Никуда она не уехала, два дня дулась, на третий, сбив щеколду, он ворвался к ней в ванную и с криком, хохотом, брызгами и борьбой добился жаркого примирения.
Впрочем, в чем-то она была права, в те дни он был никакой, сам себя понимал с трудом.
«Победить или спиться», – посмеивался он над собой, когда в бутылке виски обнаруживалось дно, но с каждым разом в этой шутке оставалось все меньше шутки.
Время тащилось улиткой, ему казалось, он кожей ощущал, что оно для него остановилось. Ощущение скручивало нервы в беспощадный жгут; чтобы ему противостоять, требовалось постоянно придумывать занятия. Он ходил в «Пятерочку» и кухарил, он переклеил в квартире обои и освежил водоэмульсионкой потолки. Он торчал в интернете, занимая себя интригами в соцсетях и бестолковыми играми-стрелялками. Он без толку бродил по забитому машинами городу, надувался любимым «Праздроем» в ресторане «Пльзень», что на Триумфальной площади, болтал там с забавными пьяницами с дурной вонью из пасти, но особо много занимал себя рыбалкой, благо старый Воронцовский парк с растопыренными ивами и пруд, покрытый зеленым бисером ряски, были рядом с домом.
Рыбалка есть особо эффективное средство подогнать стрелки часов.
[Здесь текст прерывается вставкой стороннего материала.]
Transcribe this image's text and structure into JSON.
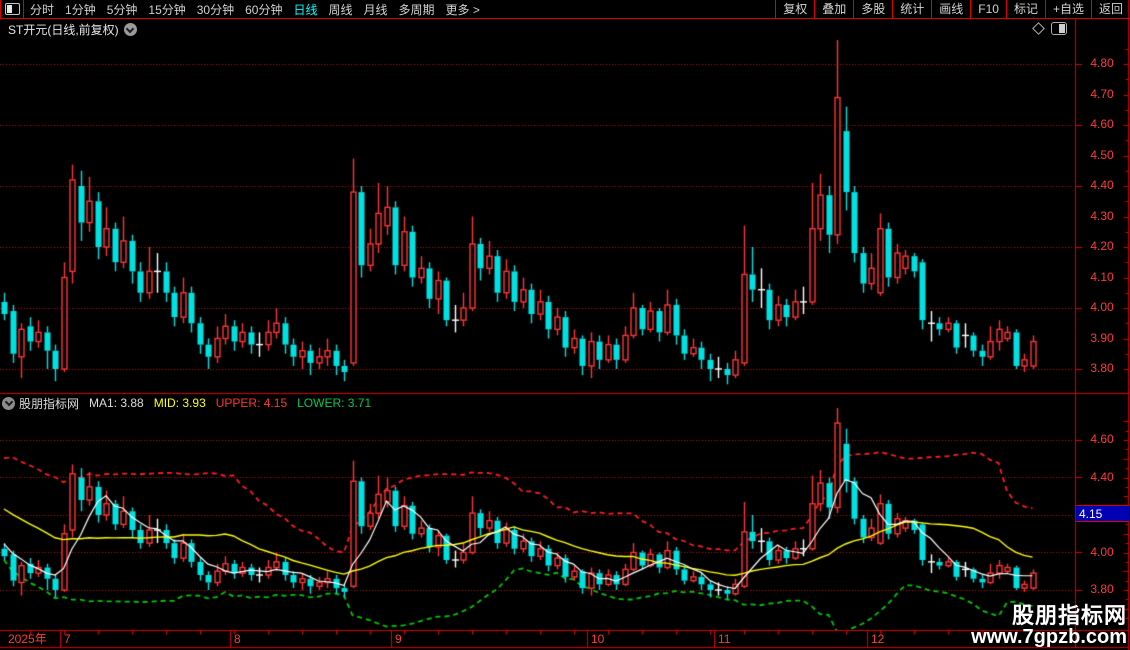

Он приходил на пруд с утра, когда темного золота караси клевали особенно шустро, но, увы, редко подсекались и вытаскивались неумехой Натаповым на затоптанный глинистый берег. «И ладно, не в них дело, – думал Натапов, – пусть живут». После очередной неудачи он, тщательно избегая зацепа за коряги и заросли осоки, извлекал из воды снасть, ловил рукой бившуюся на ветру леску и, скользнув по ней донизу пальцами, захватывал крючок; из старой кофейной жестянки «Нескафе» вытаскивал извивавшегося, словно червь, червя, насаживал его, предсмертного, вдоль всего организма на сталь крючка и забрасывал в пруд, на растерзание карасям. Главное достоинство этой церемонии состояло в том, что, многократно повторенная, она убивала время и, что было для Натапова еще важней, отвлекала от мыслей.
И все же мысли, бегая по кругу, навязчиво возвращались к одному и тому же.
Он не позволял себе сомневаться в успехе. «Я должен победить, – уговаривал он себя, – интересно другое: как отнесутся к моей победе остальные претенденты?» Всего их, как сообщила ему коза, было тридцать четыре персоны. Наверное, среди них немало оригинальных и размашистых талантов, размышлял Натапов, но, возможно, есть и такие, кто имеет деньги, связи и считает, что для признания и карьеры этого достаточно. Таких перцев Натапов не понимал; лично он, даже если б знал серьезных киношников или влиятельных людей, все равно не смог бы заранее выйти на членов жюри и мздой поспособствовать собственному успеху – ему было бы стыдно, он слишком себя уважал. Стыд был его интеллигентской слабостью или, напротив, интеллигентской силой, он это знал про себя, он не знал другого: людям с неутраченным чувством стыда в кино приходится трудно.